Mesopotamian Witchcraft: Toward a History and Understanding of Babylonian Witchcraft Beliefs and Literature.

AuthorScurlock, Jo Ann
PositionBook Review

Mesopotamian Witchcraft: Toward a History and Understanding of Babylonian Witchcraft Beliefs and Literature. By TZVI ABUSCH. Ancient Magic and Divination 5. Leiden: BRILL/STYX, 2002. Pp. xiv + 314. $87.

The work under review is a volume made up of a series of articles written over the course of some thirty-odd years in which a single author applies a single methodology (a form of text criticism) to a single ancient text (Maqlu). The methodology in question was designed to deconstruct what comes to us as a single document (the Bible) into its constituent parts, separating older from newer materials and discerning differing points of view which have been conflated or only partially reconciled in the text before us. The technique should also in theory allow, in more secular contexts, for the discovery in a work of literature of hidden meanings of which the author of the work may not himself have been aware.

This is a methodology of which the reviewer has had occasion to apply a form in her own work, and this allows her to appreciate its strengths and weaknesses. No technique is so productive of apparently spectacular results extracted from the meanest scraps of evidence; a phrase, even a word might be sufficient to suggest all manner of interesting possibilities. This is precisely its danger, since it is often difficult and sometimes literally impossible for the practitioner to explain in any convincing way just where the interpretation is coming from. This means that, without some serious form of check applied, it is possible to be either brilliant or "off the wall" and to have no clue as to which of the two you are.

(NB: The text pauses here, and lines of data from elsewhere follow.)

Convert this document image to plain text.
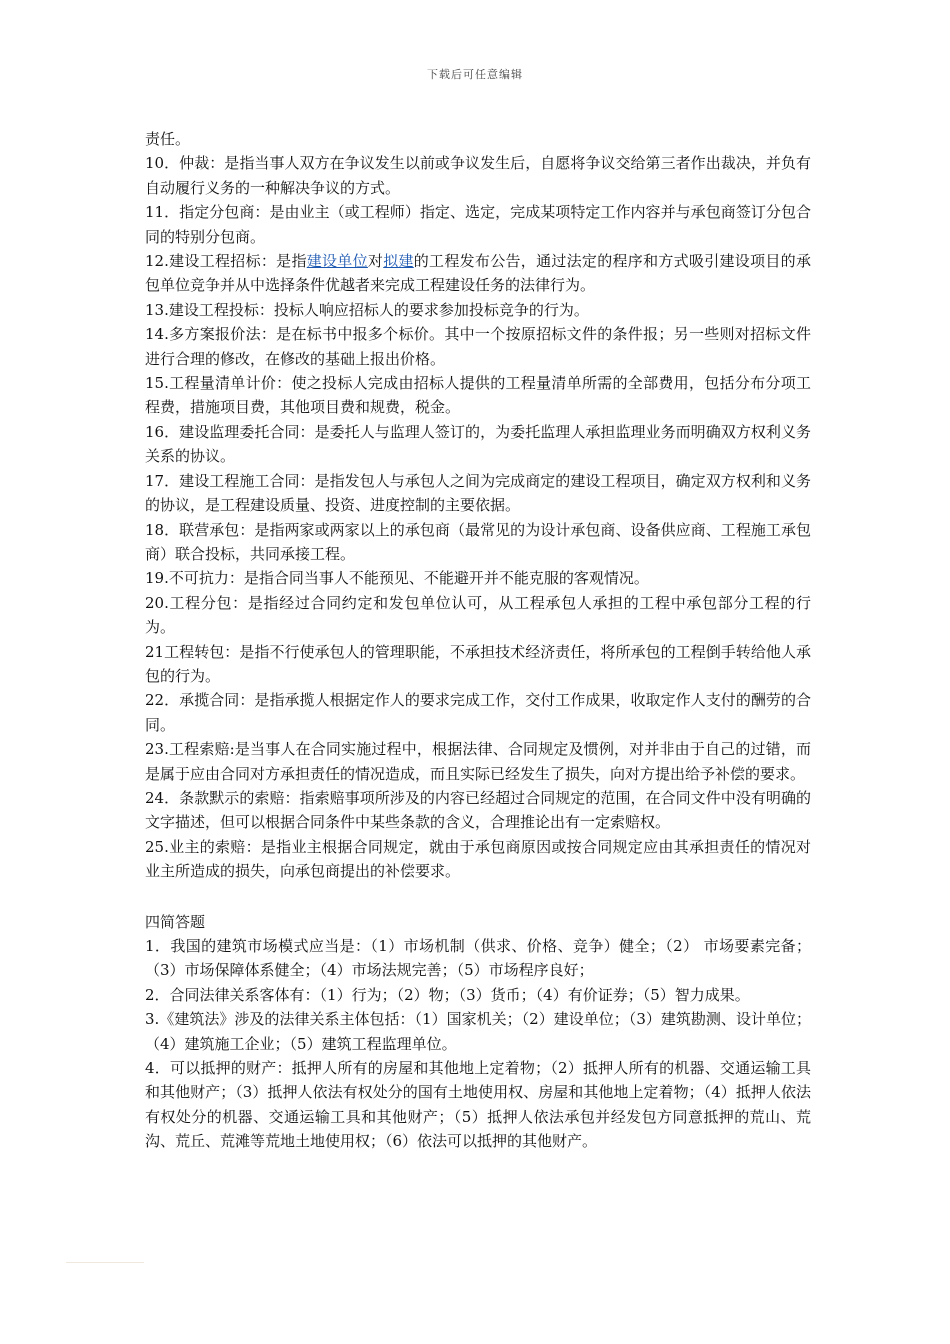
下载后可任意编辑

责任。

10．仲裁：是指当事人双方在争议发生以前或争议发生后，自愿将争议交给第三者作出裁决，并负有自动履行义务的一种解决争议的方式。

11．指定分包商：是由业主（或工程师）指定、选定，完成某项特定工作内容并与承包商签订分包合同的特别分包商。

12.建设工程招标：是指建设单位对拟建的工程发布公告，通过法定的程序和方式吸引建设项目的承包单位竞争并从中选择条件优越者来完成工程建设任务的法律行为。

13.建设工程投标：投标人响应招标人的要求参加投标竞争的行为。

14.多方案报价法：是在标书中报多个标价。其中一个按原招标文件的条件报；另一些则对招标文件进行合理的修改，在修改的基础上报出价格。

15.工程量清单计价：使之投标人完成由招标人提供的工程量清单所需的全部费用，包括分布分项工程费，措施项目费，其他项目费和规费，税金。

16．建设监理委托合同：是委托人与监理人签订的，为委托监理人承担监理业务而明确双方权利义务关系的协议。

17．建设工程施工合同：是指发包人与承包人之间为完成商定的建设工程项目，确定双方权利和义务的协议，是工程建设质量、投资、进度控制的主要依据。

18．联营承包：是指两家或两家以上的承包商（最常见的为设计承包商、设备供应商、工程施工承包商）联合投标，共同承接工程。

19.不可抗力：是指合同当事人不能预见、不能避开并不能克服的客观情况。

20.工程分包：是指经过合同约定和发包单位认可，从工程承包人承担的工程中承包部分工程的行为。

21工程转包：是指不行使承包人的管理职能，不承担技术经济责任，将所承包的工程倒手转给他人承包的行为。

22．承揽合同：是指承揽人根据定作人的要求完成工作，交付工作成果，收取定作人支付的酬劳的合同。

23.工程索赔:是当事人在合同实施过程中，根据法律、合同规定及惯例，对并非由于自己的过错，而是属于应由合同对方承担责任的情况造成，而且实际已经发生了损失，向对方提出给予补偿的要求。

24．条款默示的索赔：指索赔事项所涉及的内容已经超过合同规定的范围，在合同文件中没有明确的文字描述，但可以根据合同条件中某些条款的含义，合理推论出有一定索赔权。

25.业主的索赔：是指业主根据合同规定，就由于承包商原因或按合同规定应由其承担责任的情况对业主所造成的损失，向承包商提出的补偿要求。

四简答题

1．我国的建筑市场模式应当是：（1）市场机制（供求、价格、竞争）健全；（2） 市场要素完备；（3）市场保障体系健全；（4）市场法规完善；（5）市场程序良好；

2．合同法律关系客体有：（1）行为；（2）物；（3）货币；（4）有价证券；（5）智力成果。

3.《建筑法》涉及的法律关系主体包括：（1）国家机关；（2）建设单位；（3）建筑勘测、设计单位；（4）建筑施工企业；（5）建筑工程监理单位。

4．可以抵押的财产：抵押人所有的房屋和其他地上定着物；（2）抵押人所有的机器、交通运输工具和其他财产；（3）抵押人依法有权处分的国有土地使用权、房屋和其他地上定着物；（4）抵押人依法有权处分的机器、交通运输工具和其他财产；（5）抵押人依法承包并经发包方同意抵押的荒山、荒沟、荒丘、荒滩等荒地土地使用权；（6）依法可以抵押的其他财产。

In my opinion, the best way to avoid this danger is to apply text criticism in exactly the opposite direction than that of the author. Abusch searches the ancient text looking for apparent contradictions or disjunctions, separating the narrative into pairs of original and corrected texts and assigning to each pair a place in chronological time (older or younger). The reviewer looks for consonances or conjunctions and would insist that the apparent disjunctions which assail the modern reader of an ancient text are for the most part either redactional errors or, worse yet, reflect the failure of the modern researcher to understand his text. This is particularly true when a theory or model is being applied consciously or unconsciously--any disjunction between what the text should say, according to the theory or model, and what the text does say is not proof of historical development but of the failure of the theory or model.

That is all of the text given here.